Albucasis was also a leading pioneer in the field of plastic surgery, and performed many plastic surgery procedures.  In the eleventh chapter of his treatise on surgery, Albucasis lays down many foundational principles in the field that are still used by plastic surgeons to this very day.  For example, he was the first to use ink before an operation to mark the places where incisions would be made, which is still followed as standard procedure by plastic surgeons today.  He described techniques of reduction mammoplasty for excessively large breasts, as well as operations for treating gynecomastia in men, which are still in use today.  Albucasis had a special interest in eyelid surgery, and had a large assortment of fine surgical tools for treating  just about every kind of eyelid disorder.

The sheer variety of surgical operations described in the last volume of Al-Tasrif is simply amazing.  Among these are tonsillectomies and tracheotomies, using a hook to extract nasal polyps, extracting bladder stones with a metallic syringe and speculum, the extraction of cataracts from the eyes, techniques for removing thyroid cysts, and operations to remove breast tumors.  Above all, volume 30, as the largest treatise in Al-Tasrif, was a comprehensive surgical manual that covered all aspects of surgery: venesection or bloodletting, midwifery and obstetrics, wound treatment and traumatology, arrow extraction, and the setting of bones in both simple and compound fractures.  He even wrote extensively on injuries to the bones and joints, including fractures to the nasal bones or vertebrae.  He also discussed the use of caustics and antiseptics in surgery, as well as the use of suture materials – not only the customary and well-known catgut, but also the use of silk, wool and other substances. 

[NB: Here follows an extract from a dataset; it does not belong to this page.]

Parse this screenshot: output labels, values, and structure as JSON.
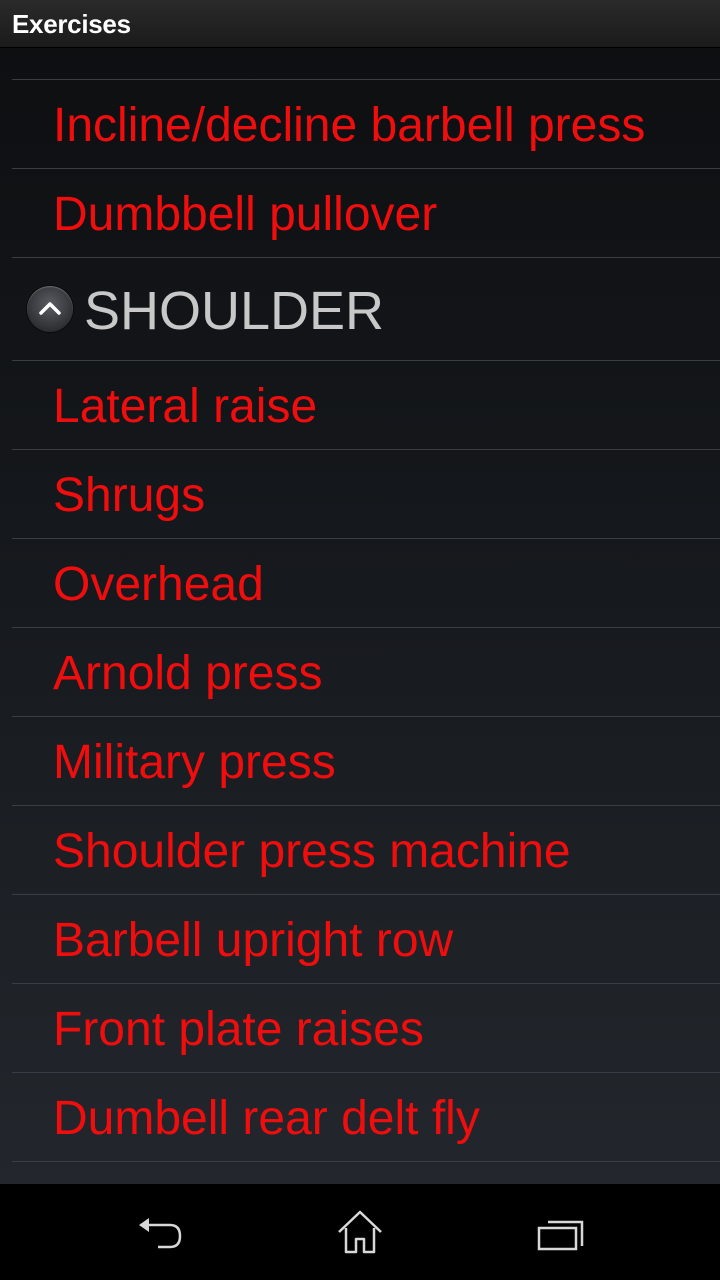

In the field of pharmacology, Albucasis pioneered the preparation of drugs by sublimation and distillation.  In his Liber Servitoris, (Book 28 of Al-Tasrif), Albucasis provides the reader with many recipes for medicines that were in use in his day, and discusses the initial preparation of single herbs, or herbal simples, for use in the complex polypharmacy preparations of his day.  In his surgical operations, Albucasis employed anesthesia, in the form of volatile aromatic preparations of narcotic and soporific drugs, which were held over the face of patients at the commencement of surgery to “put them under”.

In Greco-Roman antiquity, the great master of surgery was Galen.  But most experts on surgery agree that Galen’s skill and accomplishments in the field were greatly surpassed by those of Albucasis.  So great were Albucasis’ achievements as a surgeon that the French surgeon Guy de Chauliac, writing in his treatise, Great Surgery , which was completed in 1363, quotes Albucasis’ Al-Tasrif over two hundred times.  The great master of surgery in medieval Islamic Medicine was, without a doubt, Albucasis.